Contradictorios y anticuados, no dejarían de ser un atractivo grupo para el museo de la historia social y económica si no fuera porque sus actuaciones impunes nos afectan a todos, y de qué modo. Recortan nuestras capacidades y expectativas, ya tenga el lector menos años o se encuentre en la fase final de su trayectoria vital, viva en el campo o malviva en las ciudades que abandonan a su suerte. Con un agravante, han contribuido de modo decisivo al desprestigio de la dedicación a los demás, esto es de la política; han logrado sustituir la cooperación, la solidaridad, por el egoísmo más descarnado, la competencia en la miseria por un puesto de trabajo o por una migaja. El país de los accionistas universales, el Reino Unido de los ochenta, se ha convertido en el de las exclusiones y en el de la universalidad de la miseria más angustiosa. Leo que ahora pretenden volver atrás, con la pérdida del pasado, las pérdidas acumuladas, y la deuda futura de la reprivatización. Vuelta a lo público pagando dos veces. ¡Grande invento!. Sus imitadores al sur de los Pirineos, de Navarra a Galicia, no dejan de ser más esperpénticos y lamentables, claro está.

La carcajada podría atronar no un escenario teatral sino todo el continente y sus instituciones. Me refiero a la Unión Europea (para carcajada democrática Tusk como relevo a Van Rompuy), a todos y cada uno de sus socios, en todos y cada uno de los escalones territoriales. La obsecuencia empresarial, la brutalidad de las propuestas (trabajar más por menos, reclamar el trabajo esclavo de las factorías asiáticas o el esperpento trágico de los centros de trabajo dickensianos; o alumbrar la esperanza del trato paternal mientras se acumulan las ganancias extraordinarias así en el paraíso fiscal como con la garantía pagada del otro); son propuestas de despojo de los más para acumular la riqueza en unos pocos, que además no pueden ser contabilizados como empresarios emprendedores o innovadores de Schumpeter. Son, sencillamente, salteadores de la sociedad, delincuentes educados en el mejor de los casos en las escuelas de negocios, tan silenciosos todos, alumnos y escuelas, cuando nos llevaron al precipicio. A ellos no, por supuesto. Amenazas, sublevaciones, desplantes, y otros recursos de comedia banal, de vodevil, se avienen poco con la desvergüenza de ayer o de hoy mismo. El colmo lo constituye, aquí y en todas partes, presentarse como víctimas o “benefactores” como los Ecclestone o Adelson, bien conocidos saqueadores en acto o en intención de nuestros bolsillos así públicos como privados, que ahora reclaman la legalización de los sin papeles, los espaldas mojadas del sur de río Grande para regular, por supuesto a la baja, el ya de por sí irregular mercado laboral de los Estados Unidos.

En nuestros pagos, además, tienen la osadía de proponerse como ejemplo, y, algo más grave (un insulto a la inteligencia) como los auténticos representantes de la sociedad civil.

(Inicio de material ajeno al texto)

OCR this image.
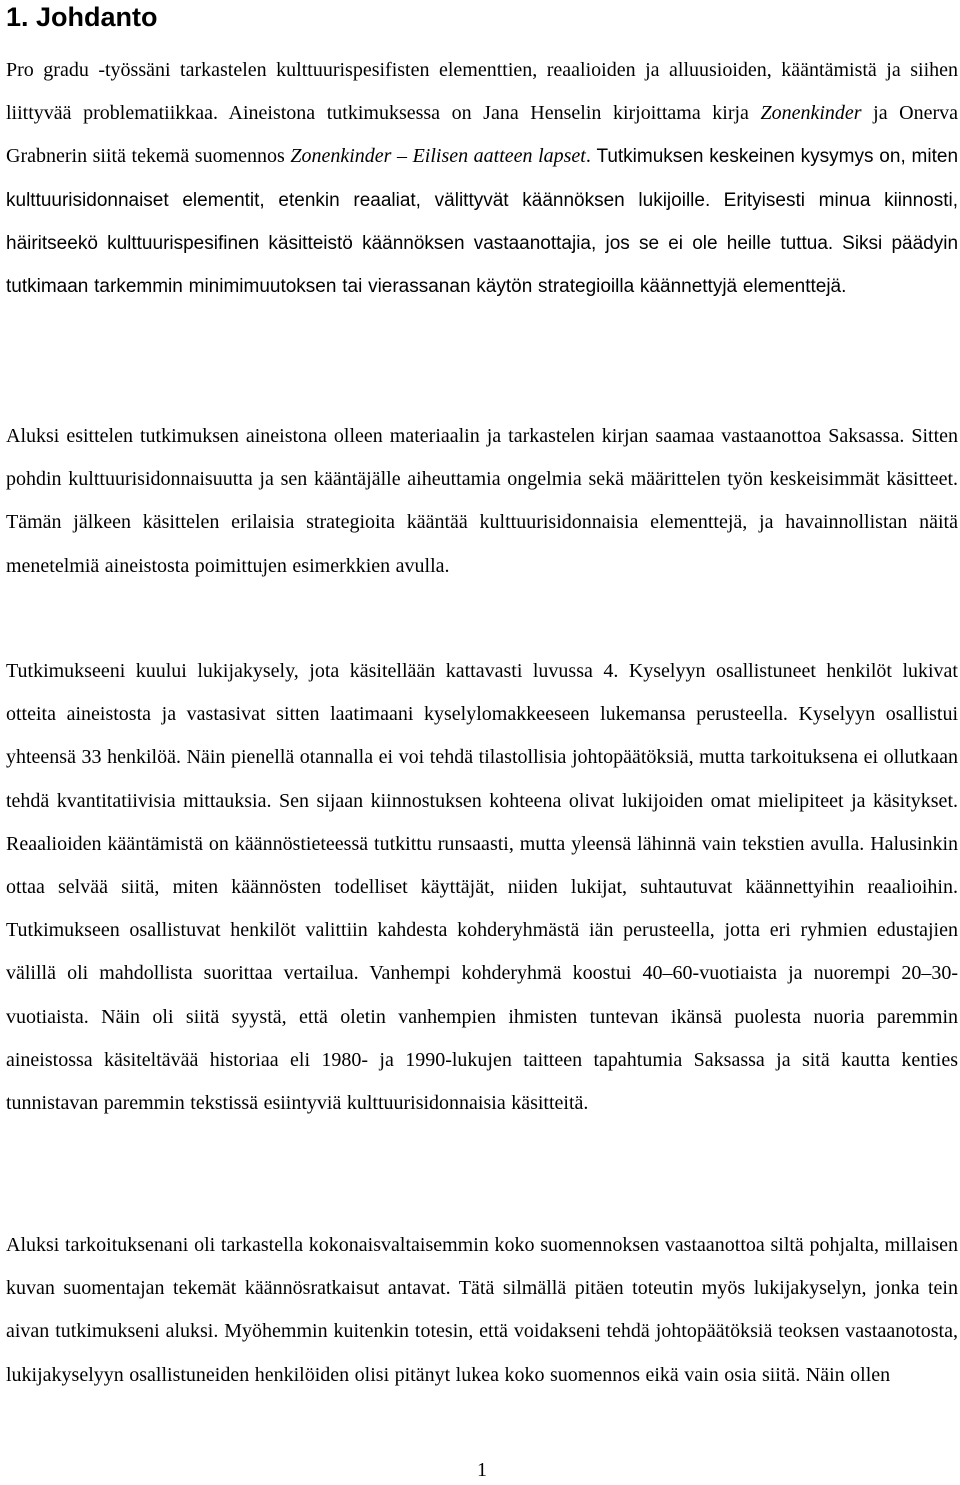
1. Johdanto

Pro gradu -työssäni tarkastelen kulttuurispesifisten elementtien, reaalioiden ja alluusioiden, kääntämistä ja siihen liittyvää problematiikkaa. Aineistona tutkimuksessa on Jana Henselin kirjoittama kirja Zonenkinder ja Onerva Grabnerin siitä tekemä suomennos Zonenkinder – Eilisen aatteen lapset. Tutkimuksen keskeinen kysymys on, miten kulttuurisidonnaiset elementit, etenkin reaaliat, välittyvät käännöksen lukijoille. Erityisesti minua kiinnosti, häiritseekö kulttuurispesifinen käsitteistö käännöksen vastaanottajia, jos se ei ole heille tuttua. Siksi päädyin tutkimaan tarkemmin minimimuutoksen tai vierassanan käytön strategioilla käännettyjä elementtejä.

Aluksi esittelen tutkimuksen aineistona olleen materiaalin ja tarkastelen kirjan saamaa vastaanottoa Saksassa. Sitten pohdin kulttuurisidonnaisuutta ja sen kääntäjälle aiheuttamia ongelmia sekä määrittelen työn keskeisimmät käsitteet. Tämän jälkeen käsittelen erilaisia strategioita kääntää kulttuurisidonnaisia elementtejä, ja havainnollistan näitä menetelmiä aineistosta poimittujen esimerkkien avulla.

Tutkimukseeni kuului lukijakysely, jota käsitellään kattavasti luvussa 4. Kyselyyn osallistuneet henkilöt lukivat otteita aineistosta ja vastasivat sitten laatimaani kyselylomakkeeseen lukemansa perusteella. Kyselyyn osallistui yhteensä 33 henkilöä. Näin pienellä otannalla ei voi tehdä tilastollisia johtopäätöksiä, mutta tarkoituksena ei ollutkaan tehdä kvantitatiivisia mittauksia. Sen sijaan kiinnostuksen kohteena olivat lukijoiden omat mielipiteet ja käsitykset. Reaalioiden kääntämistä on käännöstieteessä tutkittu runsaasti, mutta yleensä lähinnä vain tekstien avulla. Halusinkin ottaa selvää siitä, miten käännösten todelliset käyttäjät, niiden lukijat, suhtautuvat käännettyihin reaalioihin. Tutkimukseen osallistuvat henkilöt valittiin kahdesta kohderyhmästä iän perusteella, jotta eri ryhmien edustajien välillä oli mahdollista suorittaa vertailua. Vanhempi kohderyhmä koostui 40–60-vuotiaista ja nuorempi 20–30-vuotiaista. Näin oli siitä syystä, että oletin vanhempien ihmisten tuntevan ikänsä puolesta nuoria paremmin aineistossa käsiteltävää historiaa eli 1980- ja 1990-lukujen taitteen tapahtumia Saksassa ja sitä kautta kenties tunnistavan paremmin tekstissä esiintyviä kulttuurisidonnaisia käsitteitä.

Aluksi tarkoituksenani oli tarkastella kokonaisvaltaisemmin koko suomennoksen vastaanottoa siltä pohjalta, millaisen kuvan suomentajan tekemät käännösratkaisut antavat. Tätä silmällä pitäen toteutin myös lukijakyselyn, jonka tein aivan tutkimukseni aluksi. Myöhemmin kuitenkin totesin, että voidakseni tehdä johtopäätöksiä teoksen vastaanotosta, lukijakyselyyn osallistuneiden henkilöiden olisi pitänyt lukea koko suomennos eikä vain osia siitä. Näin ollen

1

Ni sociedad, ni civil. Ayer corsarios, hoy piratas; coro adulador en un caso o corte de los milagros en el patio de Monipodio de una sociedad vulnerable, frágil, crédula, ayuna por ahora de liderazgos que denuncien, acosen, derriben la ignominia de tanto emboscado como gestor manirroto de los recursos de todos.

La granja comienza a revolverse, y la rebelión puede estar más cercana de lo que piensan quienes siempre se han creído impunes. Las admoniciones de la senadora yanqui debieran formar parte del activo de los empresarios ahora indignados a quienes, por cierto, no se les aplica el remedio de los demás indignados del garrotazo y al calabozo, que también pagamos todos.

Me asaltan a estas alturas algunas preguntas para los beligerantes, ahora, en relación con el diagnóstico de mi norteamericana: ¿han incluido entre sus demandas -de sociedad civil- y en sus cuentas, las amortizaciones de las infraestructuras, se llamen AVE, aeropuertos, ciudades de lo que sea, en su cálculo de costes? Lo ignoro, pero temo que esto va a beneficio de inventario, esto es, a expensas de todos y de nuestros impuestos. Con todo el afecto para con los posibles aludidos: Si tienen alguna duda sobre autores citados o temas suscitados, que consulten con sus siempre bien retribuidos asesores, así en las instituciones públicas como en las organizaciones o empresas privadas. Dicho sea ello sin atisbo alguno de sarcasmo.